To show that $1 \text{ and}\; 2$ are zeros, substitute each value into the polynomial $P(x)$ and evaluate the polynomial to confirm that it evaluates to $0$:

Determine if $P(1) = 0? $ and if $P(2) = 0?$...

That is, what do you get when you let $\;x = 1?\;$ What do you get when you let $\;x = 2$?
If $P(x) = 0$ when $x = 1$, then $x = 1$ is a zero of $P(x)$. And if $P(x) = 0 $ when $x = 2$, then $x = 2$ is a zero of $P(x)$

Note that if $x_0$ is a zero of a polynomial, then $(x - x_0)$ is a factor of the polynomial.
So once you confirm that $P(1) = P(2) = 0$, you will know that $(x - 1)(x-2)$ is a factor of $P(x)$: when either factor evaluates to zero, the entire factored function $P(x)$ evaluates to zero.

Good to know: whenever you are given a factored polynomial - suppose you are given that $Q(x) = (x-1)(x-2)(x-3)$ - you can easily "read off" its "zeros".

Recall that anything multiplied by zero is equal to zero.:

So when will $\;\bf Q(x) = (x-1)(x-2)(x-3)= 0\;?$

• $Q(x) = 0\;$ when $\;(x - 1) = 0\implies x = 1$,

• $Q(x) = 0\;$ when $\;(x - 2) = 0 \implies x = 2$,

• $Q(x) = 0\;$ when $\;(x - 3) = 0 \implies x = 3$.
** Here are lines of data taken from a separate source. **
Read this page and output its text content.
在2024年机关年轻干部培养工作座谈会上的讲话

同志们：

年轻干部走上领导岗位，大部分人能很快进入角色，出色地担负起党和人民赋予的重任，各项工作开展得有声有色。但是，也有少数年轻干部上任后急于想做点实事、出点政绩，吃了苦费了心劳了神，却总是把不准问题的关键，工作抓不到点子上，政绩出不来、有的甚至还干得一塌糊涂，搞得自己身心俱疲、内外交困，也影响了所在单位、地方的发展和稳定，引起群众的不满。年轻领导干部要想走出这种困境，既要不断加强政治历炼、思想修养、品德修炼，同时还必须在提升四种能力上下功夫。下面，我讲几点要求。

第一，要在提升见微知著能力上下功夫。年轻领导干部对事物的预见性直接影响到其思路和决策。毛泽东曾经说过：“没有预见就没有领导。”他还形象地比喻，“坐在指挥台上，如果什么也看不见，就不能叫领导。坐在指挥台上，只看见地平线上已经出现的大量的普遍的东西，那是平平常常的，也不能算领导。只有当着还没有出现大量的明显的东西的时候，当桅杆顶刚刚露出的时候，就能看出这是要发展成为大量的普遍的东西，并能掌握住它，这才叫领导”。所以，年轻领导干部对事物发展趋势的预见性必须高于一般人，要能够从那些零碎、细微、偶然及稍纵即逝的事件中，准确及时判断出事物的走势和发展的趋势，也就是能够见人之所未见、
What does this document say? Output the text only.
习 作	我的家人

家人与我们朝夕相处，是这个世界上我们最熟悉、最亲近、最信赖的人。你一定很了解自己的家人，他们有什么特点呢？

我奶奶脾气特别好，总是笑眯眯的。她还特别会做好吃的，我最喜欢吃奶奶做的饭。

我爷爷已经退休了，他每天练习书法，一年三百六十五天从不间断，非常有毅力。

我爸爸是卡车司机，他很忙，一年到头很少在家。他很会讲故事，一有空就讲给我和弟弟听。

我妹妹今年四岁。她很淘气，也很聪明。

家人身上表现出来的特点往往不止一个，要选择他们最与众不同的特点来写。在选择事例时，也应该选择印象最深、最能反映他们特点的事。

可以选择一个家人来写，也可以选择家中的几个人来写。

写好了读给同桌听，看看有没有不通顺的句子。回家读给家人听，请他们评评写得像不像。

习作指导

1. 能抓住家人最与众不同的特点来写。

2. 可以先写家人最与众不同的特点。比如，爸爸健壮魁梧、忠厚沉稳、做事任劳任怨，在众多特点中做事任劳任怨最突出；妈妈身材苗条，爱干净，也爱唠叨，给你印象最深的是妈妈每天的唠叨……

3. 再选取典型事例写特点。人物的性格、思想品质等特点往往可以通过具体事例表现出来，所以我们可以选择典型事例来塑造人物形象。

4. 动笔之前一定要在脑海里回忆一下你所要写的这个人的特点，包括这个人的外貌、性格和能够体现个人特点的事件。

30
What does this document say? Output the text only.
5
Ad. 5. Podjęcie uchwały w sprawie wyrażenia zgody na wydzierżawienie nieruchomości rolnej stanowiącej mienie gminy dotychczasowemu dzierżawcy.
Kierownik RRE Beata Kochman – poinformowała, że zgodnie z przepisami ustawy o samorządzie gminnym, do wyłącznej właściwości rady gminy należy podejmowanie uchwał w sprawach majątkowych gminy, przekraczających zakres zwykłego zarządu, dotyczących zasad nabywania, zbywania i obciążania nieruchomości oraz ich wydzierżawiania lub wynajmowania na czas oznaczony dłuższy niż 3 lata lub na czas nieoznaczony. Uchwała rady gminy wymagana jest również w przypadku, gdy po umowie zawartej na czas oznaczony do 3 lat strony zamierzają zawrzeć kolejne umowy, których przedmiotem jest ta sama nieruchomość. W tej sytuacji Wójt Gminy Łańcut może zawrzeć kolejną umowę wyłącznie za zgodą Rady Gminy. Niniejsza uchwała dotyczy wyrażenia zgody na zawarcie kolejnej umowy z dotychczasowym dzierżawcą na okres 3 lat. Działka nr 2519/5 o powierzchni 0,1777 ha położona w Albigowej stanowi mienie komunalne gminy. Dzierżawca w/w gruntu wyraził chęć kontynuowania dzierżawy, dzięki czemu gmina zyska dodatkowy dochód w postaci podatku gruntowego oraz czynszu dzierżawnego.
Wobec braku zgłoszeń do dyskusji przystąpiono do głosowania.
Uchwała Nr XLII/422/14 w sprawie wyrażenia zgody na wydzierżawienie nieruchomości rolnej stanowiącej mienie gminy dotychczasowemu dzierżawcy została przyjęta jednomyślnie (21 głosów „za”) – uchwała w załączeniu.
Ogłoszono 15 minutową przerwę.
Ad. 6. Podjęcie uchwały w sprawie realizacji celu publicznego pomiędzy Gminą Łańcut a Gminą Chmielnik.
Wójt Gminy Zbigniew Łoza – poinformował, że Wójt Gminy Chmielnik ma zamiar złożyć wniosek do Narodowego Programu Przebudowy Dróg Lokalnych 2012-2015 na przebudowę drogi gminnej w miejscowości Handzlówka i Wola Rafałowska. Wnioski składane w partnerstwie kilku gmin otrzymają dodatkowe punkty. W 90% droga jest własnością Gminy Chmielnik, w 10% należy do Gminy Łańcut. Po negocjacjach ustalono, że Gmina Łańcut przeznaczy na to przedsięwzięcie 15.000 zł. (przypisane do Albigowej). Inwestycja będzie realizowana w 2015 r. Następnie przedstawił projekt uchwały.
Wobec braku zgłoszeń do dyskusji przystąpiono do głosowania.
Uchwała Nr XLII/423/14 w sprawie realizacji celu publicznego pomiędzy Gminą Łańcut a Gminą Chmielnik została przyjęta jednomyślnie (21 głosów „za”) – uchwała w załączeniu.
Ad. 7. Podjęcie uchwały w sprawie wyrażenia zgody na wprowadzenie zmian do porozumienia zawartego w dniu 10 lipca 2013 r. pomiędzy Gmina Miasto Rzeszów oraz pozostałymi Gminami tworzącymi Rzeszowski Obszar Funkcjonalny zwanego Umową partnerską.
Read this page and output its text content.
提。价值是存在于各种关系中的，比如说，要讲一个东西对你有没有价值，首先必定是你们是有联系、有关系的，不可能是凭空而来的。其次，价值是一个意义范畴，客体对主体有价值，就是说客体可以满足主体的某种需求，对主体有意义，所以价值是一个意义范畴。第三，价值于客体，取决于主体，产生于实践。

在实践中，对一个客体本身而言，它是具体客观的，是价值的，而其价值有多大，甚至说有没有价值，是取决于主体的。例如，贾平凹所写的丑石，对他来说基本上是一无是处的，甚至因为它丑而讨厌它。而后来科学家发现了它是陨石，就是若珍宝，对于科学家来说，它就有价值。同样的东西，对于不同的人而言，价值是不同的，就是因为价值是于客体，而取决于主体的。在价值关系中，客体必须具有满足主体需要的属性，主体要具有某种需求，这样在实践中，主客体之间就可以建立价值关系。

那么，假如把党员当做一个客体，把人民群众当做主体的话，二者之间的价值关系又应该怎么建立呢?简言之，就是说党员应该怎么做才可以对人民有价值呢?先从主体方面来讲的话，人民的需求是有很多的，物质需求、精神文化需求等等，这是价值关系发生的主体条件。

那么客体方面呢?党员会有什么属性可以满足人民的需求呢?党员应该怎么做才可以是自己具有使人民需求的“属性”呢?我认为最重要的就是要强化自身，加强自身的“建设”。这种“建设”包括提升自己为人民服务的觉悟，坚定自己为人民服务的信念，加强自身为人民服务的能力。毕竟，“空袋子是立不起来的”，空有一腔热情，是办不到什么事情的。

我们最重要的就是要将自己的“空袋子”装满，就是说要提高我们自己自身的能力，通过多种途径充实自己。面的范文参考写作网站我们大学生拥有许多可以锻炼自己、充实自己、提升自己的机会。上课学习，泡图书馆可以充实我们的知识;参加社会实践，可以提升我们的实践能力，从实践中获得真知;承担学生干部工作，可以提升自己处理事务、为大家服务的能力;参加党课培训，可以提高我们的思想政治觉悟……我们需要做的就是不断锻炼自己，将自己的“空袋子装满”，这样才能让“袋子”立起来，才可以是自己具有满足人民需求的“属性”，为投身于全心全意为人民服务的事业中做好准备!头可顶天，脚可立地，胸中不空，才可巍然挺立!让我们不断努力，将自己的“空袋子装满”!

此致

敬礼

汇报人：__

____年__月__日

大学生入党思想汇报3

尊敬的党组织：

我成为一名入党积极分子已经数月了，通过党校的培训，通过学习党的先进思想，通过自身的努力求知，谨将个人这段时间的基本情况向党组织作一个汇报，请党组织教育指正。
  Any of those values for $\,x: x= 1, \,x = 2,\,\text{ or}\; x= 3,\,$ will give you $Q(x) = 0$.

Answer 2

Recall that $(x-a)$ is a factor of a polynomial $P(x)$, if $P(a) = 0$. Hence, to check if $(x-1)$ and $(x-2)$ are factors, find the value of $P(1)$ and $P(2)$ to conclude what you want.

Answer 3

You just have to substitute x by 1 and by 2. This will give you $P(1)=0$ and $P(2)=0$ is these values are eventually zeros. If they are, you could factorize them by $(x-1)(x-2)$ because the zeros of this expression are 1 and 2.

Answer 4

The is an application of the Factor Theorem.

If $\operatorname{f}(x)$ is a polynomial and $\operatorname{f}(p)=0$, then $x-p$ is a factor of $\operatorname{f}(x)$. In particular: if $\operatorname{f}(1)=0$ then $x-1$ is a factor of $\operatorname{f}(x)$ and if $\operatorname{f}(2)=0$ then $x-2$ is a factor of $\operatorname{f}(x)$. Hence to show that $\operatorname{f}(x)$ has $(x-1)(x-2)$ as a factor, we must show that both $\operatorname{f}(1)=0$ and $\operatorname{f}(2)=0$. Notice that:

\begin{array}{ccccc} \operatorname{f}(1) &=& 1^4 - 2 \times 1^3 + 5 \times 1^2 - 16 \times 1 +12 &=& 1 - 2 + 5 - 16 + 12 &=& 0 \\ \operatorname{f}(2) &=& 2^4 - 2 \times 2^3 + 5 \times 2^2 - 16 \times 2 +12 &=& 16 - 16 + 20 - 32 + 12 &=& 0 \end{array}

It follows that both $x-1$ and $x-2$ divide $\operatorname{f}(x)$ and so their product $(x-1)(x-2)$ divides $\operatorname{f}(x)$.